The implication for policymakers is that exclusively focusing on bad actors is unlikely to deter future misconduct by others. Moreover, reliance on flawed assumptions about human morality can lead policymakers to overinvest in unproductive interventions, such as training programs that teach employees about a company’s values and legal compliance.

Policies that integrate behavioral ethics in the regulatory toolkit are more likely to elicit desired behavior.

Traditional anti-corruption policies are a good example. Yuval Feldman, another BSP contributor, wrote that classic approaches to enforcement may in fact inadvertently increase corruption. For example, while disclosure is the traditional approach to managing conflicts of interest, empirical research shows that people often become even more self-interested in their actions after they disclose a conflict. Consequently, conflict disclosure policies should be accompanied by recusal and disqualification requirements.

Feldman offered tools inspired by behavioral science research that could help curb corruption. The most widely used alternatives are nudges, changes to the environment, and choice architectures that remind people to prioritize the best interest of a third party. For example, crafting disclosure forms that require people to sign before completing the form would make ethics more salient in the process. Additionally, frequent reminders of positive, ethical behavior among a group can shift perceptions of norms toward more desirable behaviors.
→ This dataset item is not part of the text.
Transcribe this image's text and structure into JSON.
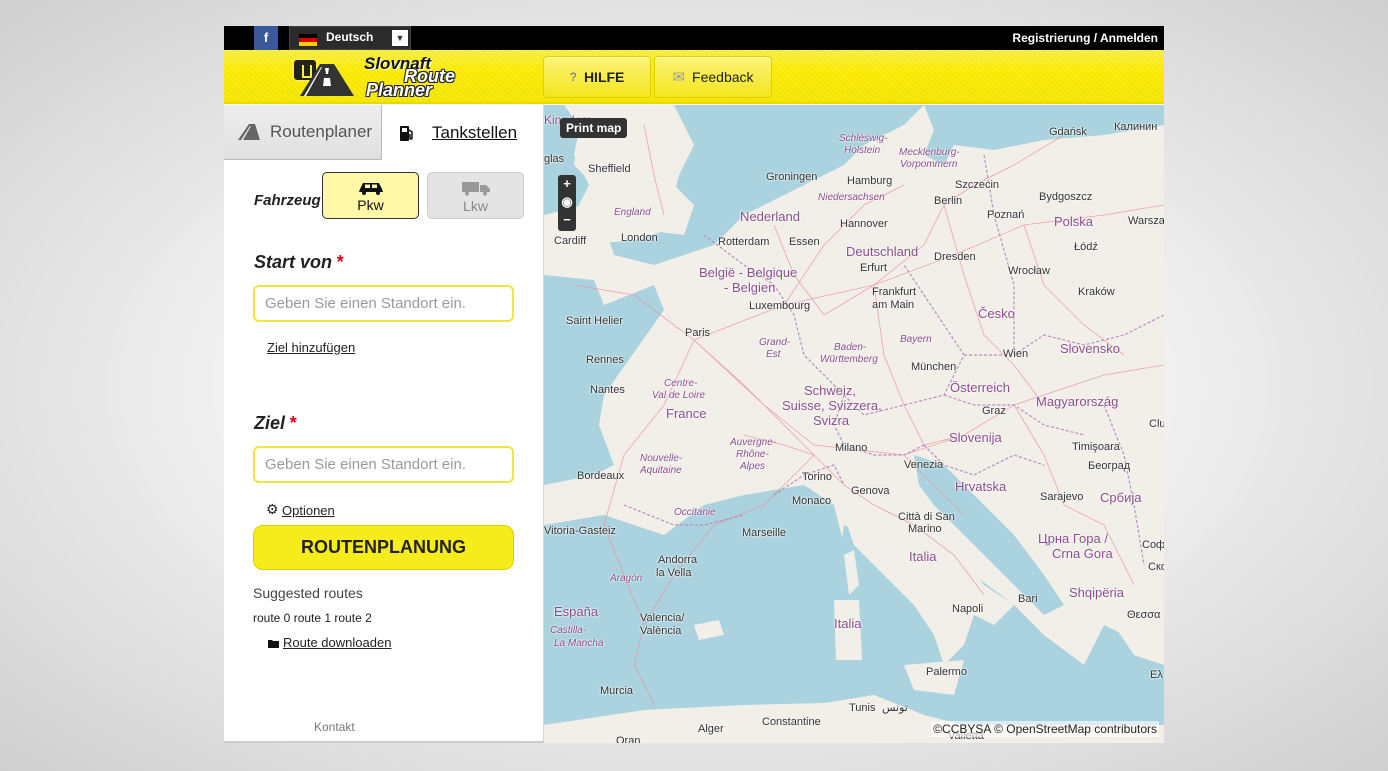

Other approaches offered by Feldman include targeted policies recognizing situational factors that may increase corruption. Evidence shows, for example, that some scientists in pharmaceutical companies are motivated to cut corners in clinical trials, not because of financial gain, but because of prestige. Financial fines are therefore less likely to deter those scientists, compared to profit-minded business managers at the same company facing the temptation to increase sales through deceptive marketing practices.

Culture as Root Cause

Behavioral science findings about ethics and the shortcomings of traditional policy leave an opening for policymakers to examine other systems that can encourage the outcomes they seek.

One such system is internal culture. In the BSP article “Regulating for Ethical Culture,” Linda Trevino, Jonathan Haidt, and I describe the critical need for corporate culture assessment, so that managers can more effectively understand where to concentrate efforts to improve ethics. The most effective ways to assess culture draw from validated, reliable, and standardized tools, including surveys, focus groups, and interviews conducted by a trustworthy third-party.

Employees are more likely to respond honestly if their responses are shielded from managers and regulators. In the article, we also review the existing academic literature on how to assess ethical culture, the results of which have led to the creation of a new framework for assessing ethical culture, developed by Ethical Systems (here).

A critical role for regulators is to require that companies conduct meaningful root-cause analysis and cultural assessments to generate a self-critical understanding of their organizations. Regulators, however, must pursue a careful balance. They should ask questions about internal policies with respect to culture – encouraging the development of learning organizations that enable employees to grapple with challenging ethical issues – without accessing the underlying data and results generated by the company. Regular review of raw data by regulators could inadvertently lead to companies gaming the system.

Introducing lessons and research from behavioral science into corporate governance can open new avenues for reconsidering how investors, regulators, managers and all employees interact with and within a corporation. Policymakers have a fresh chance to provide new approaches to long-standing issues of market failure and lapses in corporate culture.